What happened to the shock-and-awe strategy of massive air attacks the Pentagon had led us to expect at this point?

MICHAEL O’HANLON: Well, it’s a good question. I guess the intelligence about Saddam Hussein’s potential whereabouts is the main explanation for why they decided to go with the decapitation strike first. And after that was undertaken, the whole shock-and-awe concept, you sort of had lost the shock. And so I guess people rethought the basic strategy. I think it was smart to do that. You want to take a shot at Saddam if you can. And also, I doubt how much shock you really would have caused the Iraqis. They’ve been getting pummeled by American airpower and British airpower for 12 years. And so I’m not sure they would be so impressed by a couple of thousand bombs falling around Baghdad. It would have been worth trying if that was an easy way and a proper way to start the war, but there was no great harm done in revising the battle plan at the last minute.
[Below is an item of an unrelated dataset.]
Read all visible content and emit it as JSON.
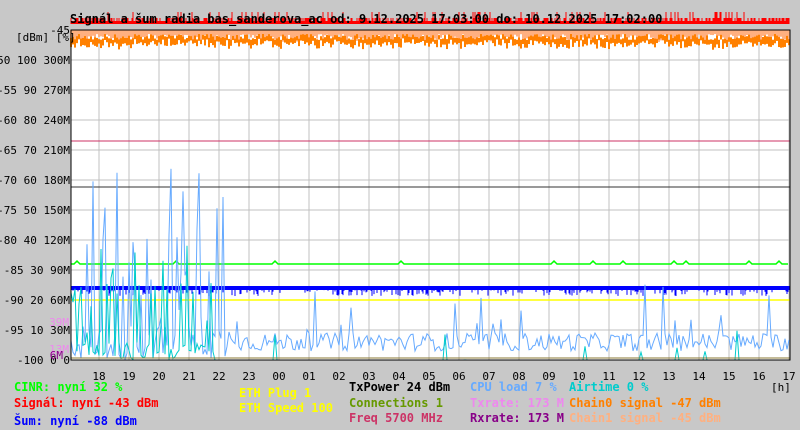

EDWARDS: If I saw Marines coming at me on the ground, I’d be shocked and awed myself.

O’HANLON: Well, that’s a fair point. And I think we also should look for the US-UK ground forces to be a very big part of this war. There’s an ongoing debate whether airpower has become even more dominant. And I think that when you’re talking about urban combat, whatever progress and technology we’ve seen is not as great as the sheer fact, the simple fact that going after people in the city requires boots on the ground. And even going after these Iraqi forces near Basra requires ground forces, and they’re doing a fantastic job from what we can tell.